This is also just the first half of the G(c) perm: http://alg.cubing.net/?puzzle=3x3x3...=(y') R2' F2 R U2 R U2 R' F R U R' U' R' F R2
And then the last F is just a F2 and then inserting the pair


----------



## Daniel Lin (Jun 29, 2016)

*Day 6: *ZBLL Pi 50
y' R U R' F' R U R' U R U2 R' F U R U2 R'
*recognition: *A/O

This is [R U R' F':sune] sune

This alg can be inverted
ZBLL Pi 60
y R U2 R' U' F' R U2 R' U' R U' R' F R U' R'
*recognition: *C/C


----------



## Daniel Lin (Jul 2, 2016)

*Day 7: *ZBLL H 28
x' U' R U' R' U R' F2 R U' R U R' U x
*recognition: *C/OX

This is just [x' U' R U' R' U R':U2]. Algs like [R U' R2 D' r, U2] work the same way.
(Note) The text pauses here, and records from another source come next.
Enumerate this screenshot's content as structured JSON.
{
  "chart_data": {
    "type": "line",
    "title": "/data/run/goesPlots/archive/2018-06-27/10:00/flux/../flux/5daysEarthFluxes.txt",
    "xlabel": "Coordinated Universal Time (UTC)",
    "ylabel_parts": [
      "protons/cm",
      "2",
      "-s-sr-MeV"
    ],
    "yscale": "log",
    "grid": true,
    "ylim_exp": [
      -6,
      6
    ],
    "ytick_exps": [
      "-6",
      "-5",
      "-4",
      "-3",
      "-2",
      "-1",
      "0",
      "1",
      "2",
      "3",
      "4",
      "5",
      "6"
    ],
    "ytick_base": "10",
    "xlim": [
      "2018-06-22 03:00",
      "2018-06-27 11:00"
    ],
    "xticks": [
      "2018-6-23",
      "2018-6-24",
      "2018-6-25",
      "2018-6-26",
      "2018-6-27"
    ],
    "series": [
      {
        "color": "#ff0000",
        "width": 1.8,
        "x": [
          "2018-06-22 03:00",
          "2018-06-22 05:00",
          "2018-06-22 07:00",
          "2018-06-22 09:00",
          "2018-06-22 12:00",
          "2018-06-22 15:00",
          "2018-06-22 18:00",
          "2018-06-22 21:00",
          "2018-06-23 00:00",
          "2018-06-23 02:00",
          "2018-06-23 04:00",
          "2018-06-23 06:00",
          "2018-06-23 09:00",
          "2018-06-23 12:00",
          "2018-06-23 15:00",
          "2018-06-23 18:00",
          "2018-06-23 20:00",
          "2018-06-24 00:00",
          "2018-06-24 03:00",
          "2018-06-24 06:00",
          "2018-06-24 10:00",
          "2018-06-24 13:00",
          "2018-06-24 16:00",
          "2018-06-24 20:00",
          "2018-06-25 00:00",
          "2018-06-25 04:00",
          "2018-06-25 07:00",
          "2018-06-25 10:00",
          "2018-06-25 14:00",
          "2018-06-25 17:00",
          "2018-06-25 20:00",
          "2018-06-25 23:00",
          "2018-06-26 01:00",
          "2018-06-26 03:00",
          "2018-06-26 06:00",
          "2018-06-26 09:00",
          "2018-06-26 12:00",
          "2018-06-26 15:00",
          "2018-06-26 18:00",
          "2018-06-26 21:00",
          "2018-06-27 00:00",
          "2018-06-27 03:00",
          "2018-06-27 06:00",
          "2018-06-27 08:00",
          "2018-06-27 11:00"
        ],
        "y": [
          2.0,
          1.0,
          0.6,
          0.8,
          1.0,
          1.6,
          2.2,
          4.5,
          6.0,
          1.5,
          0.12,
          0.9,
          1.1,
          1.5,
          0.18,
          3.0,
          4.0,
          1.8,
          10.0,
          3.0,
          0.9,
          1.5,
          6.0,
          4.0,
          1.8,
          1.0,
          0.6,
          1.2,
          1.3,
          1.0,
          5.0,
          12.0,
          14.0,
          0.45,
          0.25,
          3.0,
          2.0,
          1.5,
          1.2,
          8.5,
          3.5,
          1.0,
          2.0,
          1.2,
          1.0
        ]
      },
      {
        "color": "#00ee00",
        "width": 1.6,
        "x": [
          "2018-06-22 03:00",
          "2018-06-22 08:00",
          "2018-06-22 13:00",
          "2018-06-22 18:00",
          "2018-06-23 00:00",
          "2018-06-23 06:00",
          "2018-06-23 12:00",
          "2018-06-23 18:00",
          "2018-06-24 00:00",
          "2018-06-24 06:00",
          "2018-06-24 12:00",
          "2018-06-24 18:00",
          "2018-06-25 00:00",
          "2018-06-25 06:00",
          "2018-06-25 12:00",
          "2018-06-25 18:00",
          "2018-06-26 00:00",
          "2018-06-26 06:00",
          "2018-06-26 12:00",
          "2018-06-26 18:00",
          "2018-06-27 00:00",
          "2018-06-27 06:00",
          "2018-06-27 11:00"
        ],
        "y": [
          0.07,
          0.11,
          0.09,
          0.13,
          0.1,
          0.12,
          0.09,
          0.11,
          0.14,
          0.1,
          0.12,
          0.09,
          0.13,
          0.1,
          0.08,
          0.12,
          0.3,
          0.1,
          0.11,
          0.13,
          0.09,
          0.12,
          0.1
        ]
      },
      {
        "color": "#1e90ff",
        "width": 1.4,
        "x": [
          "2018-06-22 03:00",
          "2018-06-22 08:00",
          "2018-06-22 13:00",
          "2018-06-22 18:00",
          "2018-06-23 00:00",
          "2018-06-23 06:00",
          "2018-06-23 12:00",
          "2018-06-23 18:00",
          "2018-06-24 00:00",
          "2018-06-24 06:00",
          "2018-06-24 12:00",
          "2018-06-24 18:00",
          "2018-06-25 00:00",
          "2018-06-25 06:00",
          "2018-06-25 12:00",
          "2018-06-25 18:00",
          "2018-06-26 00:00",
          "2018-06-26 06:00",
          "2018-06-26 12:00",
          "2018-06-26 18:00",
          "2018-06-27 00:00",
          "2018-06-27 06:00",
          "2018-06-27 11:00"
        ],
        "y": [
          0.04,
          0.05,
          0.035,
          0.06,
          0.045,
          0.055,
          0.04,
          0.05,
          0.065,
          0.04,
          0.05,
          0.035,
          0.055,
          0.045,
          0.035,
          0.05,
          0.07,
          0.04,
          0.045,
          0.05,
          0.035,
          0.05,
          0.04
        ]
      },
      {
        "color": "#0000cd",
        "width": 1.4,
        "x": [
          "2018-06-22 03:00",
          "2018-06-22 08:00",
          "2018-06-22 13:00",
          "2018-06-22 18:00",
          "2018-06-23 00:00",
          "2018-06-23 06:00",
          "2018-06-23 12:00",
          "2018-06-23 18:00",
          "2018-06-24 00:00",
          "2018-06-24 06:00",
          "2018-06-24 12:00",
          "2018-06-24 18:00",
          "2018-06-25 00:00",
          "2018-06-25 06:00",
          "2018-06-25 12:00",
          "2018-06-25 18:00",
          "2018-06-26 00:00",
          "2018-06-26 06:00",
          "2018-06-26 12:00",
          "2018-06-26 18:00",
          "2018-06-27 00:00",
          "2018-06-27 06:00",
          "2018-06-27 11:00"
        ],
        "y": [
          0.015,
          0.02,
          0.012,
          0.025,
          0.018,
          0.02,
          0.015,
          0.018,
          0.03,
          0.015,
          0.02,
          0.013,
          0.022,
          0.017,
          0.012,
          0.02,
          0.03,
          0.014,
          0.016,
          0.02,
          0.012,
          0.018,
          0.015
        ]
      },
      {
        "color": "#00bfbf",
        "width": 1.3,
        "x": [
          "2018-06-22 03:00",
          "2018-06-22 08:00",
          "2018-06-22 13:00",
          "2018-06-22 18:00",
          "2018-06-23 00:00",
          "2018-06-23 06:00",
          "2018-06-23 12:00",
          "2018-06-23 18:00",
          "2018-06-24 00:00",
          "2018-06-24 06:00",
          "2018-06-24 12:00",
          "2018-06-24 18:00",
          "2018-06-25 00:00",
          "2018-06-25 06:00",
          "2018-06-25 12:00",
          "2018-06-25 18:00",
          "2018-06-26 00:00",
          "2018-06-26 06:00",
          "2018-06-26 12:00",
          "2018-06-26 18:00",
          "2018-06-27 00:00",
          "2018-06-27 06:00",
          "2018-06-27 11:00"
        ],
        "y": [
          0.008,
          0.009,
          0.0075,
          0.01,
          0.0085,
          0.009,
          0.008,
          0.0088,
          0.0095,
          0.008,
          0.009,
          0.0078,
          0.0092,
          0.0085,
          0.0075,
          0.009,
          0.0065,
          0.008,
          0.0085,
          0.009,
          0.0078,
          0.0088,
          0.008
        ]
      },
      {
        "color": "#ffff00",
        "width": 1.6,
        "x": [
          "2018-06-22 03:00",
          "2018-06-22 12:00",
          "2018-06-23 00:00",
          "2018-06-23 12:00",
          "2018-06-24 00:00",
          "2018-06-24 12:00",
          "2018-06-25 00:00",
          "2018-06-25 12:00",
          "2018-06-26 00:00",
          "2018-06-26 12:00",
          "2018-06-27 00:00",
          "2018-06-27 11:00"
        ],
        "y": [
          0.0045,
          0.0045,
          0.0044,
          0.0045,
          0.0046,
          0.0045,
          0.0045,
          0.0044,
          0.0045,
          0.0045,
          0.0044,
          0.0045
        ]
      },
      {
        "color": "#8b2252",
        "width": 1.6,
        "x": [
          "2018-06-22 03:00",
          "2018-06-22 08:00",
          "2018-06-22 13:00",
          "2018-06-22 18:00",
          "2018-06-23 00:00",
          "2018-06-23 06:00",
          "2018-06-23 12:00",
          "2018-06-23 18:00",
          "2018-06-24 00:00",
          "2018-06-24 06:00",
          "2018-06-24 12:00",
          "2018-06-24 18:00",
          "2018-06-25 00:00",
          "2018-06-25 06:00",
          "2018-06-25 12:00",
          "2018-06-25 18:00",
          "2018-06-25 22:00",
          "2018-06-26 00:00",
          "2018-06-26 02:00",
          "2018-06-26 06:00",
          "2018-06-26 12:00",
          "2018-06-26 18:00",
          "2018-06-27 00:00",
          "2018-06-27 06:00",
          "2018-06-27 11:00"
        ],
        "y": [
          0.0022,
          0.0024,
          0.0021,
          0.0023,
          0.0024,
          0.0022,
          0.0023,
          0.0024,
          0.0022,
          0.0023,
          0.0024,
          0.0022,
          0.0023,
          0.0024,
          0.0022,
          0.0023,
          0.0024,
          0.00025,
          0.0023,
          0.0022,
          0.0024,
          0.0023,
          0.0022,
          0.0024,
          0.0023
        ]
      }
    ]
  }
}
You can use algs like these whenever it is a pure 4cycle of edge and corners, or if there are two pure 2cycles.


----------



## Daniel Lin (Jul 8, 2016)

*Day 8: *ZBLL L 54
R' U L U R' D R U2 R' D' R2 U L'
*recognition: *O/CX

This alg is a cyclic shift of two 3cycles. Notice how it look like a niklas with a comm inside.
[R' U L U':[U2, R' D R][R, U L' U']

This alg can be inverted
ZBLL L 53 
y L U' R2 D R U2 R' D' R U' L' U' R
*recognition: *C/OX


----------



## Daniel Lin (Jul 23, 2016)

whoops...kind of forgot about this thread lol

*Day 9: *ZBLL T 60
y R U R' U R U R2' D' r U2 r' D R2 U R'
*recognition: *C/C (square)

This alg is sune+standard COLL alg 

This alg can be inverted
ZBLL T 51
*recognition: *O/A
y R U' R2' D' r U2 r' D R2 U' R' U' R U' R'
this makes it COLL alg+antisune

or you could mirror the alg instead if you wanted to.


----------



## Daniel Lin (Aug 2, 2016)

*Day 10: *ZBLL T 43
y2 F R U R' U' R U' R' U' R U R' F'
*recognition: *oppX

Nice one I learned today. Super easy triggers


----------



## Berd (Aug 2, 2016)

Daniel Lin said:


> *Day 10: *ZBLL T 43
> y2 F R U R' U' R U' R' U' R U R' F'
> *recognition: *oppX
> 
> Nice one I learned today. Super easy triggers


That isn't your COLL alg?


----------



## Daniel Lin (Aug 2, 2016)

*Day 11: *ZBLL T 41
y' l' U2 R' D2 R U2 R' D2 R2 x'
*recognition: *C/C(square in front right)



Berd said:


> That isn't your COLL alg?


This one from today is my standard COLL. Just a comm i use for 3style


----------



## Daniel Lin (Aug 5, 2016)

*Day 11: *ZBLL U 26
y2 z U' D' R2 D R2' U R' D' R U' R U R' D z'
*recognition: *A/C

this is a setup to a cool V perm.

You can also mirror it

ZBLL U 28
U D R2 D' R2 U' R D R' U R' U R D'
*recognition: *A/A


----------